5.5 Unique and overlapping features
Often an analysis batch is composed of different sample groups, such as different treatments, influent/effluent etc. In such scenarios it may be highly interesting to evaluate uniqueness or overlap between these samples. Furthermore, extracting overlapping or unique features is a simple but effective prioritization strategy.
The overlap()
and unique()
functions can be used to extract overlapping and unique features between replicate groups, respectively. Both functions return a subset of the given featureGroups
object. An overview of their arguments is given below.
Argument | Function(s) | Remarks |
---|---|---|
which |
unique() , overlap() |
The replicate groups to compare. |
relativeTo |
unique() |
Only return unique features compared to these replicate groups (NULL for all). Replicate groups in which are ignored. |
outer |
unique() |
If TRUE then only return features which are also unique among the compared replicates groups. |
exclusive |
overlap |
Only keep features that only overlap between the compared replicate groups. |
Some examples:
# only keep features uniquely present in replicate group "repl1"
fGroupsUn1 <- unique(fGroups, which = "repl1")
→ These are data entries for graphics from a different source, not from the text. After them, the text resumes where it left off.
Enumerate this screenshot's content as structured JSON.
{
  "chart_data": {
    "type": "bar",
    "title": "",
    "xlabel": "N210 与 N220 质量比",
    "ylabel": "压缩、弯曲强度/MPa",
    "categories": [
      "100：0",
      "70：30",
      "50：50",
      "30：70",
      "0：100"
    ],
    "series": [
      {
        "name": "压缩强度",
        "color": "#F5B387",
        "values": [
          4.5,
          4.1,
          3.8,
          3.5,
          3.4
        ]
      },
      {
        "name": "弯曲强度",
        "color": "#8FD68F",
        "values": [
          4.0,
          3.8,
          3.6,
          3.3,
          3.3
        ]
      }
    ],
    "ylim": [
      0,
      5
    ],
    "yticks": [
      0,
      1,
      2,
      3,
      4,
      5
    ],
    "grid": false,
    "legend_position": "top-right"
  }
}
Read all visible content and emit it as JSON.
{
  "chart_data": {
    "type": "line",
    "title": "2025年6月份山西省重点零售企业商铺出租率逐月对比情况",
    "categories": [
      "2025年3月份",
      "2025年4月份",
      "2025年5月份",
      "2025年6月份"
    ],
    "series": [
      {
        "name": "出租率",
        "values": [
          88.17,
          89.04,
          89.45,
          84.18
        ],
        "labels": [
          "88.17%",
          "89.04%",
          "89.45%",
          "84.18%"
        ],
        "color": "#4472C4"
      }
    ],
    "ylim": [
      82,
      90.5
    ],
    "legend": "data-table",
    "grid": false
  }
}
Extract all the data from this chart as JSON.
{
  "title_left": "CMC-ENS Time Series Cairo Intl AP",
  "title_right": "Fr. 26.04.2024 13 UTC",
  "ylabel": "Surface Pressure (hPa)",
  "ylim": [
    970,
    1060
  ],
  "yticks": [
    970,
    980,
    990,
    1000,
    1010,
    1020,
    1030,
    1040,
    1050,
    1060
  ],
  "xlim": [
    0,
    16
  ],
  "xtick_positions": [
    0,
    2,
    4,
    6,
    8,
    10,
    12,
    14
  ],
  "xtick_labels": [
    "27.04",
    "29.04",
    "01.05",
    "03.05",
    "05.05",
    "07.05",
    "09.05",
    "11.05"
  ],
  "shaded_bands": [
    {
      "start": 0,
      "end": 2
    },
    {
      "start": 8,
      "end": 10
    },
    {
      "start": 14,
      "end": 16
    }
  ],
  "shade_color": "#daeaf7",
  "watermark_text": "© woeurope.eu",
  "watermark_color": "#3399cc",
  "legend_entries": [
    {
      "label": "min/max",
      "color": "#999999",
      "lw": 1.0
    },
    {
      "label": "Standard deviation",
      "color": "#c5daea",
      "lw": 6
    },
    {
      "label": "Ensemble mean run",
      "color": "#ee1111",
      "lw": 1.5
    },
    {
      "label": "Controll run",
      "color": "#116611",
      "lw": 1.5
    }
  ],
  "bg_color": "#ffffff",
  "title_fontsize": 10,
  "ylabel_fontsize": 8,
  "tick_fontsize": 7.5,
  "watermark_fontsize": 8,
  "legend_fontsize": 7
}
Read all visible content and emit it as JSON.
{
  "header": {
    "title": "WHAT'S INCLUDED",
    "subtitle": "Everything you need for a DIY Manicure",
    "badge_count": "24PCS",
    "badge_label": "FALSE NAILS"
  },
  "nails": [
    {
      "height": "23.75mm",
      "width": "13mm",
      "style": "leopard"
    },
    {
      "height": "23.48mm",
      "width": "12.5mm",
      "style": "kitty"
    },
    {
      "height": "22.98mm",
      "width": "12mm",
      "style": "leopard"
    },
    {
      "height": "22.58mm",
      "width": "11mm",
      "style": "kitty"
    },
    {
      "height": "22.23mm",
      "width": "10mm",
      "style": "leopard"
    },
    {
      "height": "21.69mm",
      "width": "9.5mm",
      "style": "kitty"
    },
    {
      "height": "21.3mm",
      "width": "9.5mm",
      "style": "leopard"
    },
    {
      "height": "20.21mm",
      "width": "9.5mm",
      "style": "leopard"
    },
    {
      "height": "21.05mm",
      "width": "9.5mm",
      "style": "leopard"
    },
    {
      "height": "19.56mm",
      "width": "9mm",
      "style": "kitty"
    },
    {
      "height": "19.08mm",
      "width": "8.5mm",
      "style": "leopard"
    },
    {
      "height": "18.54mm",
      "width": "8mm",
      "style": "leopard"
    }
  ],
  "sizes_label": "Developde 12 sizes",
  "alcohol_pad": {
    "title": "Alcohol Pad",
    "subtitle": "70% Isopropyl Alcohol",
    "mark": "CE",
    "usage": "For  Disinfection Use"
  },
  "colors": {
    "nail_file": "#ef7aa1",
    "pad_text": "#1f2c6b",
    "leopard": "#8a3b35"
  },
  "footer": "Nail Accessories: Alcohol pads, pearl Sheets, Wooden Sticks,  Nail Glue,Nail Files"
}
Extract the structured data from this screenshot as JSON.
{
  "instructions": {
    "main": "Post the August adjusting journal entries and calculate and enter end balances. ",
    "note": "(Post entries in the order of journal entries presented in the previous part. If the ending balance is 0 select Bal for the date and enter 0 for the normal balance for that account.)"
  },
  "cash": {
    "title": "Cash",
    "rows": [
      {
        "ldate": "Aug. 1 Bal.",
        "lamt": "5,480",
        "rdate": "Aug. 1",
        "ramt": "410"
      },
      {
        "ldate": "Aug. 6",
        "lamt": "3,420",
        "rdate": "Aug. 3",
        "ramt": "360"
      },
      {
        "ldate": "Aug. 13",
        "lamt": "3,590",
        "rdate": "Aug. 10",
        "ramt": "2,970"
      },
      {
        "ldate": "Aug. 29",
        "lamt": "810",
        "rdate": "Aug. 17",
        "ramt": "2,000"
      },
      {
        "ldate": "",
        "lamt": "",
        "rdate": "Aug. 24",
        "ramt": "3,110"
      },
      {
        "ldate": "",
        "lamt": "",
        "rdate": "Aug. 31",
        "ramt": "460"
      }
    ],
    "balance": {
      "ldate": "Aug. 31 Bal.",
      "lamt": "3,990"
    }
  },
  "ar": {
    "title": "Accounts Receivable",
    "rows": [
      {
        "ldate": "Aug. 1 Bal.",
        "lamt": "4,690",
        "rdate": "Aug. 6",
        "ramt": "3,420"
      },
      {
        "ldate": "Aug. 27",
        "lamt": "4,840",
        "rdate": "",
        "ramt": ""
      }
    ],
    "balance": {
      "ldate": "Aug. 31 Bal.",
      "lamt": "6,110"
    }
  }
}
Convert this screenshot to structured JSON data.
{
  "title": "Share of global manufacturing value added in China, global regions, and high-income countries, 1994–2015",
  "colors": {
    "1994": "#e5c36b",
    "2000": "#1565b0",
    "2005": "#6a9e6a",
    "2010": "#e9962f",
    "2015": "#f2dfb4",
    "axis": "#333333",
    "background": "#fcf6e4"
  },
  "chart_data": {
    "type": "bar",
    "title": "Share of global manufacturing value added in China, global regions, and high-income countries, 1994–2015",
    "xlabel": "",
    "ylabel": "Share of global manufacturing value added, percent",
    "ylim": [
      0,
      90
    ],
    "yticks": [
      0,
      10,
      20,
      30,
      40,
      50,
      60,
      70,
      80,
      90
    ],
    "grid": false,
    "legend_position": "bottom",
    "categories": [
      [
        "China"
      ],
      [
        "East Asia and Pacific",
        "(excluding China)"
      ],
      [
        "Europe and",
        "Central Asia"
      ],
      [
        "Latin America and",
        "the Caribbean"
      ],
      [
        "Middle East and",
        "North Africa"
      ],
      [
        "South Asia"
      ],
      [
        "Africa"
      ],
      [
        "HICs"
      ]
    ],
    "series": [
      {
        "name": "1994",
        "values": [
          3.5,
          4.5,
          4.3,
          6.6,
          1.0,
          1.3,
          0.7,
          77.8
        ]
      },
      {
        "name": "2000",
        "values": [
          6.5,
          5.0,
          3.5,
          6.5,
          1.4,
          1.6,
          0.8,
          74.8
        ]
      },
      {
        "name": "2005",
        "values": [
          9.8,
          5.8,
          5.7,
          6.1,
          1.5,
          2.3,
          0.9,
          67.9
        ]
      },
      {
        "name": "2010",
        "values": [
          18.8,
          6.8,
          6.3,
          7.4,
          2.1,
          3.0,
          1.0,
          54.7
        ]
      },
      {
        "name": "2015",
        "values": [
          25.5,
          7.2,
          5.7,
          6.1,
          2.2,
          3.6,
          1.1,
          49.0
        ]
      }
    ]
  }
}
# only keep features in repl1/repl2 which are not in repl3
fGroupsUn2 <- unique(fGroups, which = c("repl1", "repl2"),
relativeTo = "repl3")
# only keep features that are only present in repl1 OR repl2
fGroupsUn3 <- unique(fGroups, which = c("repl1", "repl2"),
outer = TRUE)
# only keep features overlapping in repl1/repl2
fGroupsOv1 <- overlap(fGroups, which = c("repl1", "repl2"))
# only keep features overlapping in repl1/repl2 AND are not present in any other
# replicate group
fGroupsOv2 <- overlap(fGroups, which = c("repl1", "repl2"),
exclusive = TRUE)
In addition, several plotting functions are discussed in the visualization section that visualize overlap and uniqueness of features.